Austria Beethoven, Schubert, Brahms Matthias Goerne (baritone), Christoph Eschenbach (piano), Grosser Saal, Mozarteum, Salzburg, 15.8.2012 (JFL)
Beethoven: Six Gellert Songs op.48
Schubert: Three Harper Songs D478
Brahms: Four Serious Songs op.121, Select Songs set to H.Heine poems, Lieder op.32
As a nightcap: A Liederabend in the Mozarteum with Matthias Goerne and Christoph Eschenbach. A promising thing, that—not the least because Goerne’s hand-picked Schubert-cycle on Harmonia Mundi has proven such a delight; far better than I had expected. The execution, alas, didn’t really please. No fault of that being Eschenbach’s, whose pianism, despite his conducting duties, betrays plenty of practice (unlike that of one of his colleagues who, the same night, across the river, played—though reportedly wonderful—Schubert). Eschenbach’s contribution came to the fore first in Schubert (“Three Harper Songs” D478), after the two musicians had gone through six songs by Beethoven, all mercifully and efficiently shorn of their strophic repeats.

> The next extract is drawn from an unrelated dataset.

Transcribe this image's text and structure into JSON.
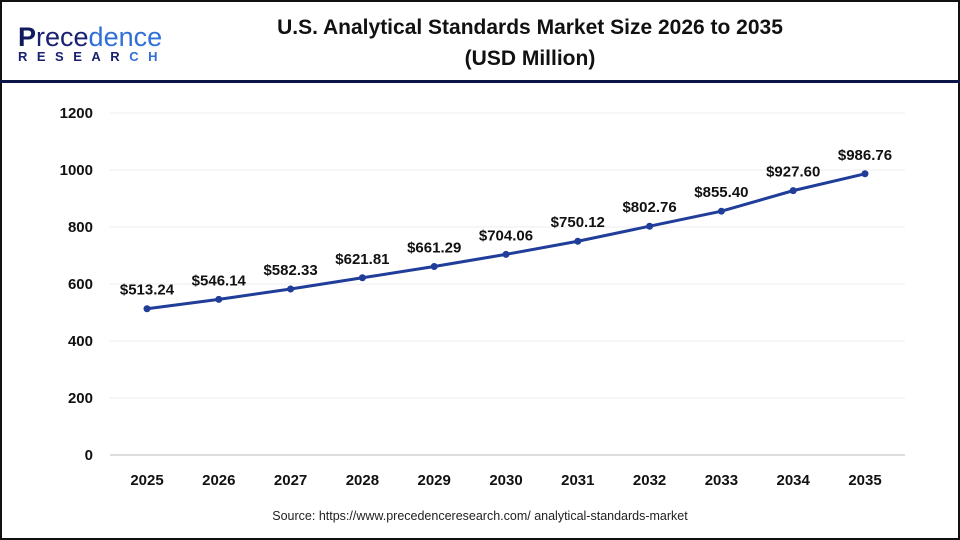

F.Schubert, “An Mein Herz”,
M.Goerne / H.Deutsch, E.Schneider
Some fault could also be found with Brahms’ Four Bloody Serious Songs, which, by using the same text from the Book of Eccelisastes as Zimmermann in his cantata (“I turned and beheld all evil under the sun”, albeit in a less archaic translation than “BAZi”), cleverly bridged to the contemporary program from two days before. But not all can be blamed on the composer, especially not the nuance-free bugling and roaring of Goerne, whose voice sounds—no matter where he sings—as though it traveled the first few yards through the vestibule of an old castello. His instrument becomes very touching when he takes it back a little, like on “O Tod, wie wohl tust du dem Dürftigen” (in the third of those four serious songs), or “Ich lehnte mich über die Brücke” (from “Wie rafft’ ich mich auf in der Nacht”, op.32/1). When he does that, it also improves his elocution to the point where you can understand the text he is singing, whereas elsewhere it’s a guessing game whether he just said “Engelszungen” or “Ochsenzunge”. Although no fault of Goerne’s, he’s not helped by Christian Gerhaher setting the bar so high in Lieder, that one is just about spoiled and ruined for different, but yes: ultimately better, more subtle approaches to art song.
More of the same from Eschenbach and Goerne in the second, all-Brahms half: exceptional pianism in “Meerfahrt”, op.96/4, a little welcome relaxation on the low baritone’s part for “Sommerabend” op.85/1, and otherwise a convincing impression of a musical moose, mightily in love. Stirring occasionally, frustrating eventually.